L’électrorétinogramme pour différentier une schizophrénie d’un trouble bipolaire ? Sérieux? Oui!

L’œil, fenêtre inattendue sur l’esprit : quand l’électrorétinogramme éclaire la psychiatrie
Imaginez un instant que le secret des troubles psychiatriques se cache… au fond de nos yeux. C’est le pari audacieux d’une étude récente qui a transformé la rétine en une sorte de cristal ball scientifique. L’électrorétinogramme (ERG), cet examen ophtalmologique méconnu, pourrait-il vraiment distinguer la schizophrénie du trouble bipolaire ? La réponse, aussi surprenante soit-elle, semble pencher vers un « oui » retentissant.
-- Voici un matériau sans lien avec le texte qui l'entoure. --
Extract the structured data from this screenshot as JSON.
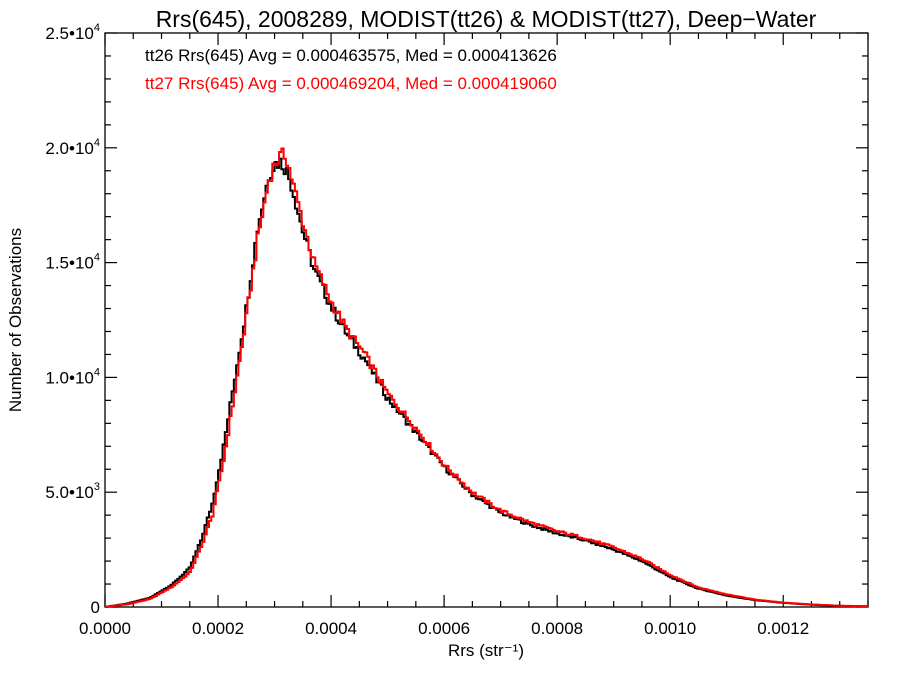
{
  "chart_data": {
    "type": "line",
    "title": "Rrs(645), 2008289, MODIST(tt26) & MODIST(tt27), Deep−Water",
    "xlabel": "Rrs (str⁻¹)",
    "ylabel": "Number of Observations",
    "xlim": [
      0,
      0.00135
    ],
    "ylim": [
      0,
      25000
    ],
    "x_ticks": [
      "0.0000",
      "0.0002",
      "0.0004",
      "0.0006",
      "0.0008",
      "0.0010",
      "0.0012"
    ],
    "x_tick_values": [
      0,
      0.0002,
      0.0004,
      0.0006,
      0.0008,
      0.001,
      0.0012
    ],
    "y_tick_values": [
      0,
      5000,
      10000,
      15000,
      20000,
      25000
    ],
    "y_tick_labels": [
      {
        "mant": "0",
        "exp": ""
      },
      {
        "mant": "5.0•10",
        "exp": "3"
      },
      {
        "mant": "1.0•10",
        "exp": "4"
      },
      {
        "mant": "1.5•10",
        "exp": "4"
      },
      {
        "mant": "2.0•10",
        "exp": "4"
      },
      {
        "mant": "2.5•10",
        "exp": "4"
      }
    ],
    "grid": false,
    "annotations": [
      {
        "text": "tt26 Rrs(645) Avg = 0.000463575, Med = 0.000413626",
        "color": "#000000"
      },
      {
        "text": "tt27 Rrs(645) Avg = 0.000469204, Med = 0.000419060",
        "color": "#ff0000"
      }
    ],
    "series": [
      {
        "color": "#000000",
        "x": [
          0,
          4e-05,
          8e-05,
          0.00012,
          0.00015,
          0.00017,
          0.00019,
          0.00021,
          0.00023,
          0.00025,
          0.00027,
          0.00029,
          0.0003,
          0.00031,
          0.00032,
          0.00033,
          0.00035,
          0.00037,
          0.0004,
          0.00043,
          0.00046,
          0.0005,
          0.00055,
          0.0006,
          0.00065,
          0.0007,
          0.00075,
          0.0008,
          0.00085,
          0.0009,
          0.00095,
          0.001,
          0.00105,
          0.0011,
          0.00115,
          0.0012,
          0.00125,
          0.0013,
          0.00135
        ],
        "y": [
          0,
          150,
          400,
          1000,
          1700,
          2900,
          4500,
          7000,
          10000,
          13000,
          16500,
          18800,
          19300,
          19400,
          19100,
          18400,
          16400,
          14700,
          13100,
          11800,
          10800,
          9100,
          7600,
          6100,
          4900,
          4100,
          3600,
          3200,
          2900,
          2500,
          2000,
          1300,
          800,
          500,
          300,
          180,
          100,
          50,
          30
        ]
      },
      {
        "color": "#ff0000",
        "x": [
          0,
          4e-05,
          8e-05,
          0.00012,
          0.00015,
          0.00017,
          0.00019,
          0.00021,
          0.00023,
          0.00025,
          0.00027,
          0.00029,
          0.0003,
          0.00031,
          0.00032,
          0.00033,
          0.00035,
          0.00037,
          0.0004,
          0.00043,
          0.00046,
          0.0005,
          0.00055,
          0.0006,
          0.00065,
          0.0007,
          0.00075,
          0.0008,
          0.00085,
          0.0009,
          0.00095,
          0.001,
          0.00105,
          0.0011,
          0.00115,
          0.0012,
          0.00125,
          0.0013,
          0.00135
        ],
        "y": [
          0,
          120,
          350,
          900,
          1500,
          2600,
          4000,
          6400,
          9400,
          12600,
          16000,
          18600,
          19300,
          19600,
          19700,
          18700,
          16800,
          15000,
          13300,
          12000,
          11000,
          9300,
          7800,
          6200,
          5000,
          4200,
          3700,
          3300,
          3000,
          2600,
          2100,
          1400,
          850,
          550,
          320,
          190,
          110,
          55,
          30
        ]
      }
    ]
  }
}
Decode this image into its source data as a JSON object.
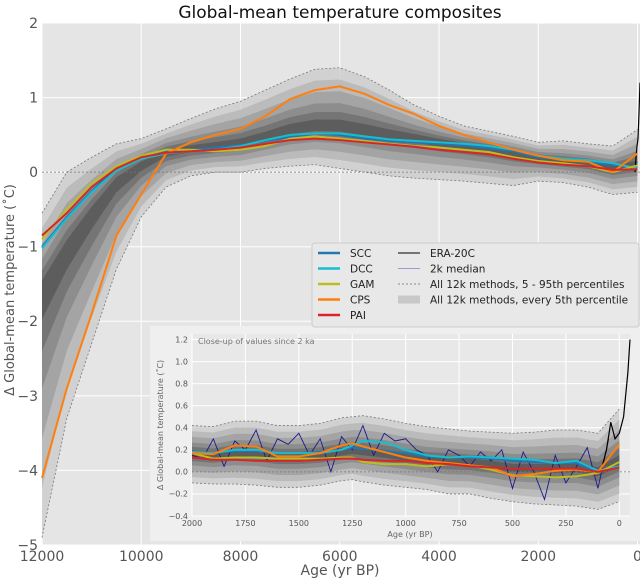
{
  "chart_data": [
    {
      "type": "line",
      "title": "Global-mean temperature composites",
      "xlabel": "Age (yr BP)",
      "ylabel": "Δ Global-mean temperature (˚C)",
      "xlim": [
        12000,
        -50
      ],
      "ylim": [
        -5,
        2
      ],
      "x_reversed": true,
      "xticks": [
        12000,
        10000,
        8000,
        6000,
        4000,
        2000,
        0
      ],
      "yticks": [
        2,
        1,
        0,
        -1,
        -2,
        -3,
        -4,
        -5
      ],
      "grid": true,
      "legend_position": "center-right",
      "x": [
        12000,
        11500,
        11000,
        10500,
        10000,
        9500,
        9000,
        8500,
        8000,
        7500,
        7000,
        6500,
        6000,
        5500,
        5000,
        4500,
        4000,
        3500,
        3000,
        2500,
        2000,
        1500,
        1000,
        500,
        0
      ],
      "series": [
        {
          "name": "SCC",
          "color": "#1f77b4",
          "values": [
            -1.0,
            -0.6,
            -0.25,
            0.05,
            0.2,
            0.27,
            0.3,
            0.33,
            0.36,
            0.42,
            0.47,
            0.52,
            0.5,
            0.45,
            0.42,
            0.4,
            0.38,
            0.36,
            0.32,
            0.28,
            0.2,
            0.17,
            0.14,
            0.1,
            0.05
          ]
        },
        {
          "name": "DCC",
          "color": "#17becf",
          "values": [
            -1.02,
            -0.62,
            -0.27,
            0.02,
            0.18,
            0.25,
            0.28,
            0.3,
            0.35,
            0.43,
            0.5,
            0.52,
            0.52,
            0.48,
            0.44,
            0.42,
            0.4,
            0.38,
            0.35,
            0.3,
            0.22,
            0.18,
            0.16,
            0.12,
            0.05
          ]
        },
        {
          "name": "GAM",
          "color": "#bcbd22",
          "values": [
            -0.9,
            -0.5,
            -0.15,
            0.08,
            0.22,
            0.3,
            0.3,
            0.28,
            0.3,
            0.35,
            0.45,
            0.48,
            0.45,
            0.42,
            0.38,
            0.35,
            0.33,
            0.3,
            0.27,
            0.2,
            0.15,
            0.12,
            0.08,
            0.0,
            0.09
          ]
        },
        {
          "name": "CPS",
          "color": "#ff7f0e",
          "values": [
            -4.1,
            -2.9,
            -1.9,
            -0.85,
            -0.3,
            0.25,
            0.4,
            0.5,
            0.58,
            0.75,
            0.98,
            1.1,
            1.15,
            1.05,
            0.9,
            0.78,
            0.62,
            0.5,
            0.4,
            0.3,
            0.22,
            0.16,
            0.14,
            0.0,
            0.25
          ]
        },
        {
          "name": "PAI",
          "color": "#d62728",
          "values": [
            -0.85,
            -0.55,
            -0.2,
            0.05,
            0.2,
            0.26,
            0.28,
            0.3,
            0.33,
            0.38,
            0.43,
            0.45,
            0.43,
            0.4,
            0.37,
            0.34,
            0.3,
            0.27,
            0.24,
            0.18,
            0.13,
            0.1,
            0.08,
            0.03,
            0.04
          ]
        }
      ],
      "bands": {
        "name": "All 12k methods, every 5th percentile",
        "p95_name": "All 12k methods, 5 - 95th percentiles",
        "upper": [
          -0.55,
          0.0,
          0.2,
          0.38,
          0.45,
          0.58,
          0.72,
          0.85,
          0.95,
          1.1,
          1.25,
          1.38,
          1.4,
          1.28,
          1.1,
          0.9,
          0.75,
          0.62,
          0.55,
          0.48,
          0.4,
          0.42,
          0.38,
          0.35,
          0.57
        ],
        "lower": [
          -4.9,
          -3.3,
          -2.3,
          -1.3,
          -0.6,
          -0.2,
          -0.05,
          0.0,
          0.0,
          0.05,
          0.08,
          0.1,
          0.05,
          0.0,
          -0.05,
          -0.08,
          -0.1,
          -0.12,
          -0.15,
          -0.18,
          -0.12,
          -0.14,
          -0.2,
          -0.3,
          -0.27
        ]
      },
      "era20c": {
        "name": "ERA-20C",
        "color": "#000000",
        "x": [
          50,
          30,
          10,
          -10,
          -30,
          -50
        ],
        "values": [
          0.0,
          0.2,
          0.35,
          0.45,
          0.8,
          1.2
        ]
      },
      "median2k": {
        "name": "2k median",
        "color": "#1a1a8c"
      }
    },
    {
      "type": "line",
      "title": "Close-up of values since 2 ka",
      "xlabel": "Age (yr BP)",
      "ylabel": "Δ Global-mean temperature (˚C)",
      "xlim": [
        2000,
        -50
      ],
      "ylim": [
        -0.4,
        1.25
      ],
      "xticks": [
        2000,
        1750,
        1500,
        1250,
        1000,
        750,
        500,
        250,
        0
      ],
      "yticks": [
        1.2,
        1.0,
        0.8,
        0.6,
        0.4,
        0.2,
        0.0,
        -0.2,
        -0.4
      ],
      "ytick_labels": [
        "1.2",
        "1.0",
        "0.8",
        "0.6",
        "0.4",
        "0.2",
        "0.0",
        "−0.2",
        "−0.4"
      ],
      "grid": true,
      "x": [
        2000,
        1900,
        1800,
        1700,
        1600,
        1500,
        1400,
        1300,
        1250,
        1200,
        1100,
        1000,
        900,
        800,
        700,
        600,
        500,
        400,
        300,
        200,
        100,
        0
      ],
      "series": [
        {
          "name": "SCC",
          "color": "#1f77b4",
          "values": [
            0.17,
            0.17,
            0.19,
            0.19,
            0.17,
            0.17,
            0.18,
            0.2,
            0.22,
            0.21,
            0.19,
            0.17,
            0.14,
            0.13,
            0.13,
            0.12,
            0.1,
            0.09,
            0.08,
            0.08,
            0.0,
            0.05
          ]
        },
        {
          "name": "DCC",
          "color": "#17becf",
          "values": [
            0.18,
            0.17,
            0.2,
            0.2,
            0.17,
            0.17,
            0.17,
            0.2,
            0.24,
            0.28,
            0.27,
            0.2,
            0.15,
            0.13,
            0.14,
            0.13,
            0.12,
            0.11,
            0.08,
            0.1,
            0.01,
            0.05
          ]
        },
        {
          "name": "GAM",
          "color": "#bcbd22",
          "values": [
            0.17,
            0.12,
            0.13,
            0.13,
            0.12,
            0.12,
            0.12,
            0.13,
            0.13,
            0.09,
            0.07,
            0.07,
            0.05,
            0.07,
            0.06,
            0.02,
            -0.03,
            -0.04,
            -0.05,
            -0.04,
            -0.01,
            0.09
          ]
        },
        {
          "name": "CPS",
          "color": "#ff7f0e",
          "values": [
            0.17,
            0.16,
            0.24,
            0.23,
            0.14,
            0.14,
            0.17,
            0.24,
            0.26,
            0.23,
            0.18,
            0.13,
            0.1,
            0.08,
            0.06,
            0.04,
            -0.04,
            -0.02,
            0.01,
            0.02,
            0.0,
            0.25
          ]
        },
        {
          "name": "PAI",
          "color": "#d62728",
          "values": [
            0.13,
            0.11,
            0.11,
            0.1,
            0.1,
            0.1,
            0.11,
            0.12,
            0.12,
            0.11,
            0.1,
            0.1,
            0.08,
            0.07,
            0.05,
            0.04,
            0.03,
            0.03,
            0.03,
            0.03,
            0.0,
            0.04
          ]
        }
      ],
      "bands": {
        "upper": [
          0.42,
          0.41,
          0.46,
          0.46,
          0.42,
          0.42,
          0.44,
          0.49,
          0.5,
          0.51,
          0.48,
          0.44,
          0.41,
          0.39,
          0.37,
          0.36,
          0.35,
          0.36,
          0.38,
          0.38,
          0.35,
          0.57
        ],
        "lower": [
          -0.1,
          -0.11,
          -0.11,
          -0.12,
          -0.14,
          -0.14,
          -0.12,
          -0.08,
          -0.07,
          -0.09,
          -0.12,
          -0.14,
          -0.16,
          -0.2,
          -0.2,
          -0.24,
          -0.27,
          -0.29,
          -0.3,
          -0.31,
          -0.34,
          -0.27
        ]
      },
      "median2k": {
        "name": "2k median",
        "color": "#1a1a8c",
        "x": [
          2000,
          1950,
          1900,
          1850,
          1800,
          1750,
          1700,
          1650,
          1600,
          1550,
          1500,
          1450,
          1400,
          1350,
          1300,
          1250,
          1200,
          1150,
          1100,
          1050,
          1000,
          950,
          900,
          850,
          800,
          750,
          700,
          650,
          600,
          550,
          500,
          450,
          400,
          350,
          300,
          250,
          200,
          150,
          100,
          50
        ],
        "values": [
          0.15,
          0.12,
          0.3,
          0.05,
          0.28,
          0.2,
          0.38,
          0.1,
          0.3,
          0.25,
          0.35,
          0.15,
          0.3,
          0.0,
          0.32,
          0.2,
          0.42,
          0.15,
          0.35,
          0.28,
          0.3,
          0.2,
          0.15,
          0.0,
          0.2,
          0.15,
          0.05,
          0.18,
          0.1,
          0.2,
          -0.15,
          0.18,
          0.0,
          -0.25,
          0.15,
          -0.1,
          0.05,
          0.22,
          -0.15,
          0.3
        ]
      },
      "era20c": {
        "name": "ERA-20C",
        "color": "#000000",
        "x": [
          100,
          80,
          60,
          40,
          20,
          0,
          -20,
          -40,
          -50
        ],
        "values": [
          0.0,
          0.05,
          0.2,
          0.45,
          0.3,
          0.35,
          0.5,
          0.9,
          1.2
        ]
      }
    }
  ],
  "legend": {
    "entries": [
      {
        "label": "SCC",
        "color": "#1f77b4",
        "kind": "line"
      },
      {
        "label": "DCC",
        "color": "#17becf",
        "kind": "line"
      },
      {
        "label": "GAM",
        "color": "#bcbd22",
        "kind": "line"
      },
      {
        "label": "CPS",
        "color": "#ff7f0e",
        "kind": "line"
      },
      {
        "label": "PAI",
        "color": "#d62728",
        "kind": "line"
      },
      {
        "label": "ERA-20C",
        "color": "#000000",
        "kind": "thin"
      },
      {
        "label": "2k median",
        "color": "#9b9bd0",
        "kind": "thin"
      },
      {
        "label": "All 12k methods, 5 - 95th percentiles",
        "color": "#888888",
        "kind": "dashed"
      },
      {
        "label": "All 12k methods, every 5th percentile",
        "color": "#c8c8c8",
        "kind": "patch"
      }
    ]
  }
}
La rétine : ce morceau de cerveau qui nous regarde
L’œil n’est pas simplement un objectif biologique – c’est une extension du cerveau à ciel ouvert. Comme l’explique si poétiquement la vidéo des Fous de Normandie, la rétine est « un morceau de cerveau » peuplé de neurones spécialisés dans la traduction lumineuse. Chaque photon capté déclenche une symphonie électrique que l’ERG sait capter avec une précision d’horloger suisse.
« Ce qui vous permet de voir cette vidéo […] ça aboutit sur votre rétine. La rétine, elle est constituée de neurones […] C’est un morceau de cerveau, finalement. »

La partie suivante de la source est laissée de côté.